At a certain point, this failure had to be having a financial effect. The volumes of gamers who were now not going to buy Ubisoft products because of the DRM had to be making a difference. And perhaps most of all, the company's reputation amongst PC gamers was absolute mud. While we would have liked to see other gaming sites doing an awful lot more in the fight against this treatment, there was no doubt that the DRM was widely derided by the press (beyond a few apologists), and the sentiment was shared by readers. With PC releases receiving frequent and unexplained 11th hour delays, and in some cases porting issues when they were finally released, the PC gaming community received a message from Ubisoft, no matter how much it was or wasn't intended: We think you're pirating scum, and you are our last priority.

When a platform makes up around 10% of your revenue (in a field also containing Xbox, PS3, Wii, 3DS, DSi, and mobile), that's not a great position to be in. And Ubi had two choices - abandon PC as a lost cause and lose 10% of their revenue, or try to fix it.

Fixing it makes more sense, right? Especially when the publisher has created a series of initiatives to pursue the free-to-play market, only viable on PCs.
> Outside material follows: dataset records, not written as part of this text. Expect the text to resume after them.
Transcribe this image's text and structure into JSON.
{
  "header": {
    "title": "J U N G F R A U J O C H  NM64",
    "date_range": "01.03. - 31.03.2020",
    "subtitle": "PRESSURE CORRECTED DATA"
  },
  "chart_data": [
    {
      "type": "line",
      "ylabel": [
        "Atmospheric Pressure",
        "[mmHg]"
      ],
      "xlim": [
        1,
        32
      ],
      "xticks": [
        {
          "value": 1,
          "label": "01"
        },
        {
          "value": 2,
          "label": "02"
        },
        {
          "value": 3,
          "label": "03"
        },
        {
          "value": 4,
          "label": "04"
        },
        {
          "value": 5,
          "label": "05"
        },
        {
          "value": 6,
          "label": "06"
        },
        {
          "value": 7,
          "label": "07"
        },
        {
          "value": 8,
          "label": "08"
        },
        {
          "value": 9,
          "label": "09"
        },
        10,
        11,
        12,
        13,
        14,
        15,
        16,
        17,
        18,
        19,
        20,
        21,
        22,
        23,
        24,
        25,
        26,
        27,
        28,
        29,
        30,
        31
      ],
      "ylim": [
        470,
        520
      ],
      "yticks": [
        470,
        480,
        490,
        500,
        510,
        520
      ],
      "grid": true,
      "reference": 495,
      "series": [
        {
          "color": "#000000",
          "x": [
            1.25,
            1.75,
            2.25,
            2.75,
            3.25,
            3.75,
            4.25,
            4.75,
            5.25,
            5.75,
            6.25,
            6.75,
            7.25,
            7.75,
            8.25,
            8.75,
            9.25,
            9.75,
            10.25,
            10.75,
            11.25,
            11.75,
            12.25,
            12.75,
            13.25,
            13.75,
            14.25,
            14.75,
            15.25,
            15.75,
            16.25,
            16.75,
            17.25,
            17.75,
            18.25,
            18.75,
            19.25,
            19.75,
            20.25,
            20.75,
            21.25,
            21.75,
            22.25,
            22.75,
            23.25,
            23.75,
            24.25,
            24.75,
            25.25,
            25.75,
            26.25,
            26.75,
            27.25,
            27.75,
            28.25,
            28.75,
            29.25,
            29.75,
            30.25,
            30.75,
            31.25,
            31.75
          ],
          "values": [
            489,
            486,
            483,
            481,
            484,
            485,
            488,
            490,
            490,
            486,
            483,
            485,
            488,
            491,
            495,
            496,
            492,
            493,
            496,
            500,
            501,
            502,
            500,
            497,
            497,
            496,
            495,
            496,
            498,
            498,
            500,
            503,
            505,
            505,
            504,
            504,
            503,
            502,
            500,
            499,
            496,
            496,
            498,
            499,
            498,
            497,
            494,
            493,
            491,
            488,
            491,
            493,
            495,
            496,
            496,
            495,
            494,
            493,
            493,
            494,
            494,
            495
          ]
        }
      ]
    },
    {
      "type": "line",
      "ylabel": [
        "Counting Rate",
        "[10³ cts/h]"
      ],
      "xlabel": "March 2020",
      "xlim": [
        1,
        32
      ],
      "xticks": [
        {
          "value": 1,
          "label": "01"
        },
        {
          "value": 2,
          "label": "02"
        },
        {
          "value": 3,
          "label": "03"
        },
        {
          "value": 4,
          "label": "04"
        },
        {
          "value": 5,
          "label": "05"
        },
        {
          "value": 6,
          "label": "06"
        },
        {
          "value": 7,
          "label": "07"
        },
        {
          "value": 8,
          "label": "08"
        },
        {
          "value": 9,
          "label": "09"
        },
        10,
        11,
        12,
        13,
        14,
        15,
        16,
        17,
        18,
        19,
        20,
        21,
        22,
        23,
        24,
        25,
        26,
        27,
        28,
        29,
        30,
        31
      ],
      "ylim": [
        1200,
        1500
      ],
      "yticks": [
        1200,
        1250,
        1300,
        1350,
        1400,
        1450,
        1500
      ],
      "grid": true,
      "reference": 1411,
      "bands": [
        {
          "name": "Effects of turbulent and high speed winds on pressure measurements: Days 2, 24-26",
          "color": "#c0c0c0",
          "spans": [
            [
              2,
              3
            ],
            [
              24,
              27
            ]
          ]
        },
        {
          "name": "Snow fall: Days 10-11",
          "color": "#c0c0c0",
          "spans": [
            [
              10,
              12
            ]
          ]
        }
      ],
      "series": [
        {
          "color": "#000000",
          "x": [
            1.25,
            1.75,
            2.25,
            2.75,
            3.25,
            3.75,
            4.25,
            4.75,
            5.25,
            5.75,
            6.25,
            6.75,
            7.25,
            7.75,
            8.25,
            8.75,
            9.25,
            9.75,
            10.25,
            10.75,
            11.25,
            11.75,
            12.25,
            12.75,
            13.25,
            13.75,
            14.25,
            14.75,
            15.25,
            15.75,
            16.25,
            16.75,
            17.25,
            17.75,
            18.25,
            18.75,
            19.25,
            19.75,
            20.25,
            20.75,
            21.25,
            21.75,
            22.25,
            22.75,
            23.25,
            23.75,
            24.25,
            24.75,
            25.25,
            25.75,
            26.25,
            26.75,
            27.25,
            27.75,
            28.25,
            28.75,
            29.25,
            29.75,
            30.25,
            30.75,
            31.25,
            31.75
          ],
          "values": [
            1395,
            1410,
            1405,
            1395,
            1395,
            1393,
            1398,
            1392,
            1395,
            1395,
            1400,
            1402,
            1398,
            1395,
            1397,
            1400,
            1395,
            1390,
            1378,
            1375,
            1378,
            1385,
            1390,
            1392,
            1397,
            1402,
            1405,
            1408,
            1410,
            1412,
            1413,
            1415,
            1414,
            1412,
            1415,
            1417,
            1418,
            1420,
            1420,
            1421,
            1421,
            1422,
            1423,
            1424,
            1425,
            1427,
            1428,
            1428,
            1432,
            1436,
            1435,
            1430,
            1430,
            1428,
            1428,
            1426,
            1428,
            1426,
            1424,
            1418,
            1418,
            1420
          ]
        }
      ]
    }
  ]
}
With Anno, Silent Hunter and Might & Magic browser games in development, and new IPs like The Mighty Quest For Epic Loot ready for beta, releasing these into a widely hostile environment was possibly not a great plan. And with the current generation of consoles ending their lifespan, and the next gen still not announced, there are uncertain waters. Now is a bad time to be neglecting the steady ship of the PC - the place where there's currently good potential for growth. It was perhaps time to not-quite-say sorry.

We don't know if that's all the case. I suspect it, but I was wrong about something once before, and it could happen again. But who cares how cynical that decision might have been? The end result is that there has been a decision made to stop breaking their games, they're treating legitimate customers with more dignity, and focusing on PC as an important part of their market. It's a win.